Correio Braziliense
postado em 14/03/2020 04:14
O 8 de março entrou para a história da humanidade a partir de um evento trágico ocorrido na segunda metade do século 19 que resultou em carnificina. O fato da ação violenta contra mulheres trabalhadoras ter acontecido nos Estados Unidos não é obra do acaso. A lógica do capital está relacionada ao patriarcado, o que implica a naturalização da discriminação de gênero nas relações de trabalho. A própria história das mulheres no Ocidente tem sido construída sob o signo da violência. Isso alude não apenas àquelas mulheres pertencentes ao grupo hegemônico que colonizou sociedades ameríndias e africanas, mas, sobretudo, às que integram os dois últimos segmentos.
O imaginário popular está repleto de referências-problemáticas que evidenciam particularidades e hierarquizações no âmbito da condição feminina. Ainda hoje, são comuns expressões tais como “minha avó foi índia pega no laço”, dita da forma mais banal, sem nenhum senso crítico. Em um passado não muito distante, certas expressões herdadas do tempo do cativeiro ainda eram fluidas, mesmo em uma sociedade pós escravista, a exemplo do absurdo dito popular: negra para trabalhar, mulata para fornicar e branca para casar. Essa nefasta herança da casa-grande mostra uma das mais absurdas hierarquizações entre mulheres socialmente representadas de modos distintos, embora produto de construções masculinas.
Não há como valorizar o legado das mulheres sem reconhecer a grande diversidade existente entre elas, diferenças de ordem social, cultural, étnico-racial, entre outras. Se por um lado o pensamento de importantes ativistas como Rosa de Luxemburgo e Simone de Beauvoir é reiteradamente resgatado no cenário do protagonismo feminino, por outro, perdura o silenciamento em torno de pessoas como Luiza Mahin, mãe do líder negro abolicionista Luiz Gama, além da professora e romancista Maria Firmina dos Reis e outras personalidades que foram e permanecem invisibilizadas apesar de suas contribuições. Isso sem falar nos legados de mulheres indígenas, sobre as quais pouco ou quase nada sabemos a respeito.

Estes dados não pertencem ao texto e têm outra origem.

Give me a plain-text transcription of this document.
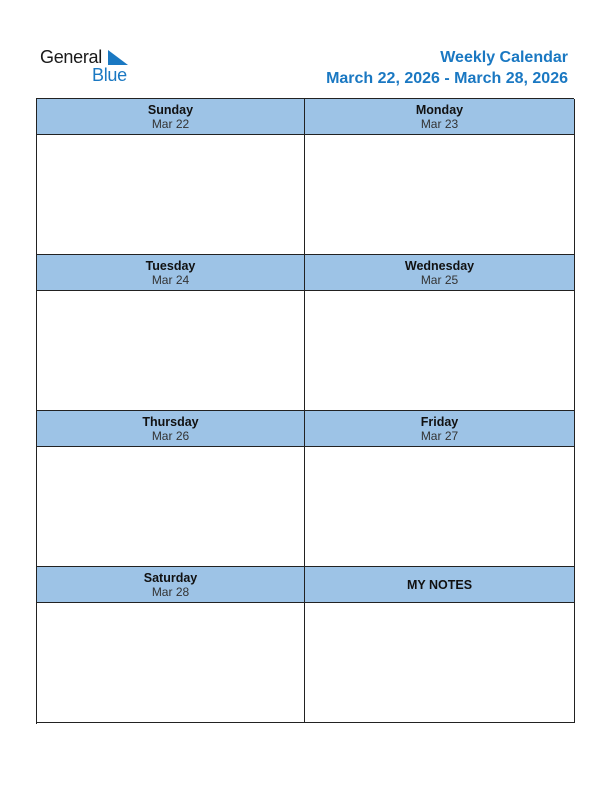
General
Blue
Weekly Calendar
March 22, 2026 - March 28, 2026
Sunday
Mar 22
Monday
Mar 23
Tuesday
Mar 24
Wednesday
Mar 25
Thursday
Mar 26
Friday
Mar 27
Saturday
Mar 28	MY NOTES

A militante feminista Chimamanda Ngozi Adichie, ancorada em seu percurso de mulher nigeriana ambientada nos Estados Unidos, nos chama a atenção para os perigos da construção de uma história única, ao falar da sua condição de mulher negra, nascida na Nigéria frente às imposições do colonialismo cultural protagonizado pelas potências ocidentais. Tomando como base o seu texto, podemos dizer que ao tentarmos compreender as trajetórias de determinados segmentos, observaremos que não há história única quando falamos de sociedades africanas, sociedades constituídas por povos originários das Américas, ou mesmo quando nos referimos às mulheres de todo mundo. Podemos dizer seguramente que existem histórias comuns de resistências, de lutas, de enfrentamentos e sobrevivências. Todavia, ao desconsiderarmos as nuanças que determinam especificidades das condições existenciais, tornamos frágeis quaisquer argumentos em defesa de uma unidade política mais ampla e solidária.

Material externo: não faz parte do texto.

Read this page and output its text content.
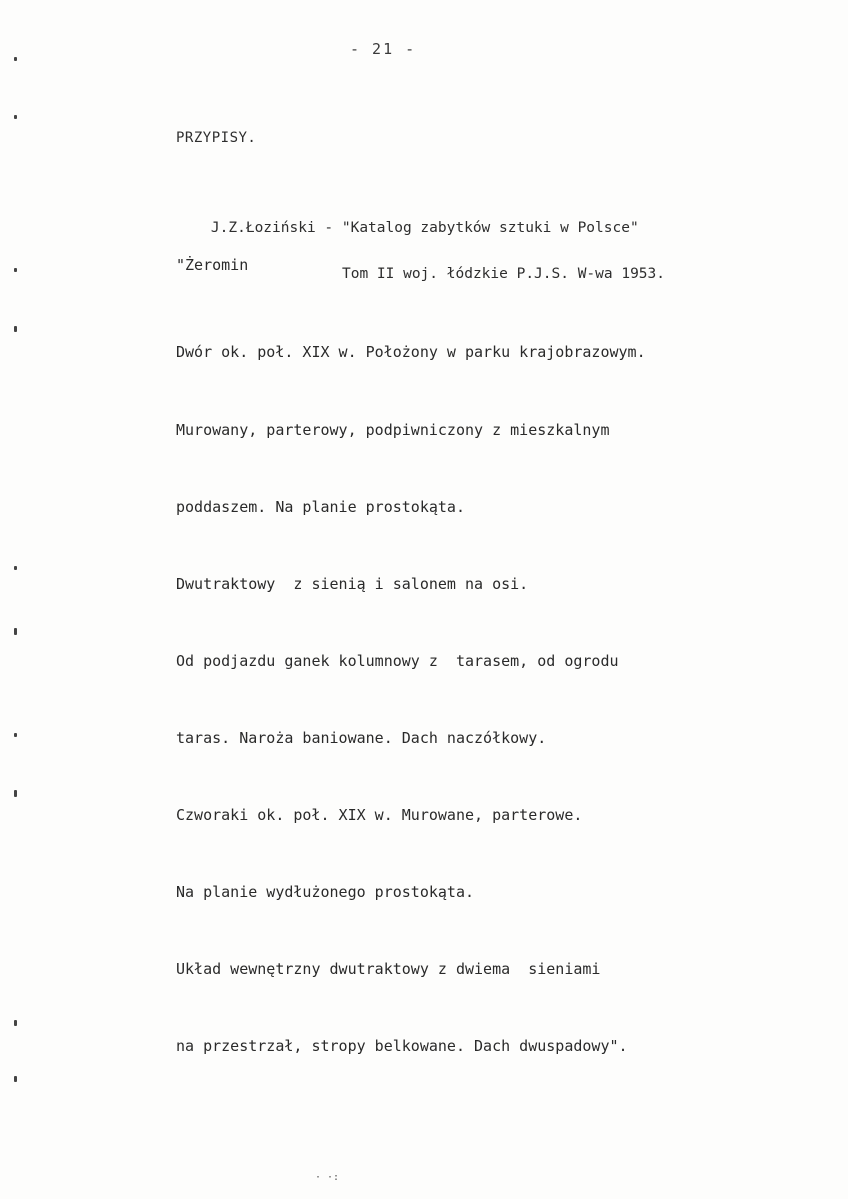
- 21 -
PRZYPISY.

J.Z.Łoziński - "Katalog zabytków sztuki w Polsce"

Tom II woj. łódzkie P.J.S. W-wa 1953.

"Żeromin

Dwór ok. poł. XIX w. Położony w parku krajobrazowym.

Murowany, parterowy, podpiwniczony z mieszkalnym

poddaszem. Na planie prostokąta.

Dwutraktowy  z sienią i salonem na osi.

Od podjazdu ganek kolumnowy z  tarasem, od ogrodu

taras. Naroża baniowane. Dach naczółkowy.

Czworaki ok. poł. XIX w. Murowane, parterowe.

Na planie wydłużonego prostokąta.

Układ wewnętrzny dwutraktowy z dwiema  sieniami

na przestrzał, stropy belkowane. Dach dwuspadowy".

· ·:
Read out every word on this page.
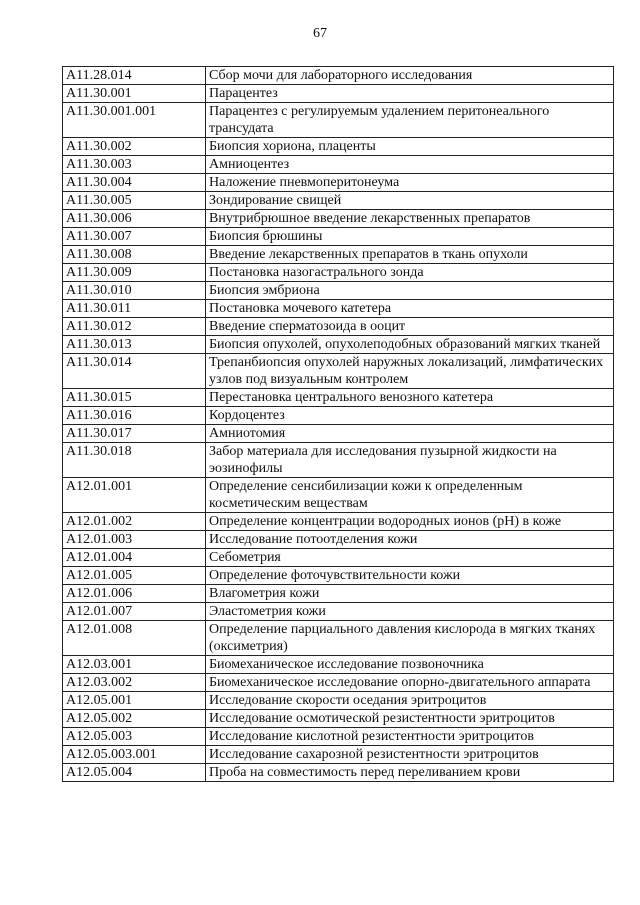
67
A11.28.014	Сбор мочи для лабораторного исследования
A11.30.001	Парацентез
A11.30.001.001	Парацентез с регулируемым удалением перитонеального трансудата
A11.30.002	Биопсия хориона, плаценты
A11.30.003	Амниоцентез
A11.30.004	Наложение пневмоперитонеума
A11.30.005	Зондирование свищей
A11.30.006	Внутрибрюшное введение лекарственных препаратов
A11.30.007	Биопсия брюшины
A11.30.008	Введение лекарственных препаратов в ткань опухоли
A11.30.009	Постановка назогастрального зонда
A11.30.010	Биопсия эмбриона
A11.30.011	Постановка мочевого катетера
A11.30.012	Введение сперматозоида в ооцит
A11.30.013	Биопсия опухолей, опухолеподобных образований мягких тканей
A11.30.014	Трепанбиопсия опухолей наружных локализаций, лимфатических узлов под визуальным контролем
A11.30.015	Перестановка центрального венозного катетера
A11.30.016	Кордоцентез
A11.30.017	Амниотомия
A11.30.018	Забор материала для исследования пузырной жидкости на эозинофилы
A12.01.001	Определение сенсибилизации кожи к определенным косметическим веществам
A12.01.002	Определение концентрации водородных ионов (pH) в коже
A12.01.003	Исследование потоотделения кожи
A12.01.004	Себометрия
A12.01.005	Определение фоточувствительности кожи
A12.01.006	Влагометрия кожи
A12.01.007	Эластометрия кожи
A12.01.008	Определение парциального давления кислорода в мягких тканях (оксиметрия)
A12.03.001	Биомеханическое исследование позвоночника
A12.03.002	Биомеханическое исследование опорно-двигательного аппарата
A12.05.001	Исследование скорости оседания эритроцитов
A12.05.002	Исследование осмотической резистентности эритроцитов
A12.05.003	Исследование кислотной резистентности эритроцитов
A12.05.003.001	Исследование сахарозной резистентности эритроцитов
A12.05.004	Проба на совместимость перед переливанием крови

A luta das mulheres é constituída não a partir de uma unidade absoluta, porém das convergências que permitem às mulheres de diferentes procedências se identificarem de algum modo umas com as outras. Não fosse assim, o que justificaria a existência de um feminismo negro, por exemplo? Pois bem, essa tendência apresenta grande desafio à sociedade brasileira, na medida em que problematiza o feminismo e procura dar visibilidade às suas próprias demandas, quase imperceptíveis até a sua constituição. As vozes potentes de Lélia Gonzales, Luiza Bairros, Suely Carneiro entre as afro-brasileiras; Angela Davis, Alice Walker, Bell Hooks entre as afro-estadunidenses, são algumas das contribuições robustas que alimentam o debate em torno do feminismo negro. Um fenômeno que se caracteriza, sobretudo, pelas abordagens que levam em consideração, nas palavras de Kimberlé Crenshaw, a interseccionalidade entre gênero e raça.
O interesse aqui não é o de minimizar a relevância do 8 de março, mas o de estabelecer conexões com experiências de mulheres em contextos diferentes, cujas dimensões foram ou continuam sendo alvo do apagamento histórico. Se o 8 de março possui uma dimensão simbólica, abraçada por vasto contingente feminino de forma global, o 25 de julho, por exemplo, Dia das mulheres afro-latino americanas e caribenhas, expande as possibilidades de compreensão do universo feminino. O processo para tornar-se mulher, lembrando Beauvoir, precisa ser entendido de modo que não ignoremos as circunstâncias nas quais tal construção se estabelece, por certo elas não serão as mesmas. É justamente isso que permite acreditar que o Dia Internacional da Mulher também se caracterize em ocasião propícia para se celebrar a diversidade feminina, sem sobreposições de qualquer espécie.